KEEDYSVILLE - For the nine years that Bryan and Linda Smith have lived in this town off the beaten track, they paid little attention to local politics.

But now that development threatens to change the character of the quiet town they have grown to love, they're taking notice.

"I think people really have to take a serious look at what's going on," said Linda Smith.

And, so it seems, are many other residents.

Eighty-five of the town's 292 registered voters cast ballots Saturday in a special town election to fill a vacant council seat.


It was an election that seemed to particularly divide the town because of candidate Frank J. Shifflett's outspoken criticism of longtime Mayor Ralph Taylor.

After the ballots were hand counted, Shifflett, 66, had lost the election to Taylor's son-in-law, James Kerns.

Kerns, 46, a retired Maryland State Police officer, will serve one year of the council seat vacated by Yvonne Hope, who said she resigned in part because she disagrees with the way town government is run.

Kerns got 49 votes to Shifflett's 35. There was one write-in vote, for Hagerstown Junior College history professor and Keedysville resident Tom Clemens.

Both candidates voted by absentee ballot and could not be reached for comment.

It was an election that seemed to uphold the status quo.

Taylor, 81, has been running the town for more than 30 years. There were many who felt he was wrongly accused of improper leadership.

"I don't think it's fair the way Mayor Taylor's been blasted. He's done his best here when no one wanted the job," said Al Resh, who serves on the town planning board.

Taylor's blunt personality has put off some, but not all, newcomers to the town of 464 residents.

"He's a lot like my grandfather. He's gruff, to the point," said Matt Hull, a supporter who is also on the planning board.

Evelyn Sinnisen, 79, said she is happy with how things are being run.

"Things are really nice, for my part," she said.

Still, many voters said they are dissatisfied.

"I think that it's time the administration changed in Keedysville," said Patricia Marber, who has lived there for three years. "We need a council with a clear idea of Keedysville in 10 years. At the moment, we don't have that."

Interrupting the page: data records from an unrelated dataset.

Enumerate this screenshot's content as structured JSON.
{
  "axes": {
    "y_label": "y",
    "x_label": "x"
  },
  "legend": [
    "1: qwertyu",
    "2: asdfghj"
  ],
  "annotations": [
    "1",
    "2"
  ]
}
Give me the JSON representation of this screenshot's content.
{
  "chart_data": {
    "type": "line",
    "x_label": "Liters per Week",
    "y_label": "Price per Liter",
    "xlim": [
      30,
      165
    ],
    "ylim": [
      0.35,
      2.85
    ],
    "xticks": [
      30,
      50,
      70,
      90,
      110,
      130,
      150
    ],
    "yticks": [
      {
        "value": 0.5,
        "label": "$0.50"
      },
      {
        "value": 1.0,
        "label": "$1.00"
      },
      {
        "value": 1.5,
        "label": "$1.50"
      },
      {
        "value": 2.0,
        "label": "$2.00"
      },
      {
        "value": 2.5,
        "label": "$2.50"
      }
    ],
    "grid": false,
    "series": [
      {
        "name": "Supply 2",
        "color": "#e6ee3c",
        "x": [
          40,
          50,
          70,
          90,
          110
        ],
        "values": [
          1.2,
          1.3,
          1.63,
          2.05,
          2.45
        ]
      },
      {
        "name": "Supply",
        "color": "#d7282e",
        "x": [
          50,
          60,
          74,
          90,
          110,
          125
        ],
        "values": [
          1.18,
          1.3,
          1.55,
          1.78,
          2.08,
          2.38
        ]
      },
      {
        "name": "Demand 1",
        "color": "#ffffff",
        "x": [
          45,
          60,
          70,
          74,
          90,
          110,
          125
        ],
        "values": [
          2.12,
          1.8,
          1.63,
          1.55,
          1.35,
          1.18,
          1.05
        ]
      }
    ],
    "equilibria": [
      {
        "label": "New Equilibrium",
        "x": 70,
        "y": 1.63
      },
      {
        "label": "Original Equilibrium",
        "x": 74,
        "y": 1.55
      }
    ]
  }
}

Marber is worried that a proposed housing development will change the town's village atmosphere and put a strain on schools and utilities.

Hope said the current town administration seems to have contempt for newcomers.

"There's a lack of vision that's frightening to me," she said. "Eventually, we're going to all have to work together."

Some residents complained that the voting period from 2 p.m. to 4 p.m. on Saturday was too short.

That rule was set at a time when townspeople worked and lived in Keedysville. Today, many commute to jobs in the Washington, D.C., area.

In another sign of Taylor's stronghold on the town, voters drove past Taylor Park to vote in the one-story building that houses the library and municipal offices.

Voters stuffed their ballots into an upside-down shoe box, constructed at the last minute after town officials discovered the ballot box was missing.

Although there were pre-election questions about whether town elections are run properly, Shifflett supporters watched the process and voiced no complaints.

Residents may disagree on how to run the town, but everyone seems to agree on one thing: that Keedysville is a wonderful place to live.

In the true spirit of American voting, it was a friendly election. People on opposite sides of town politics discussed gardens and children's birthdays.

"I just wanted to be here to support the town. It's a good place to live," said Linda Walla, a 19-year resident.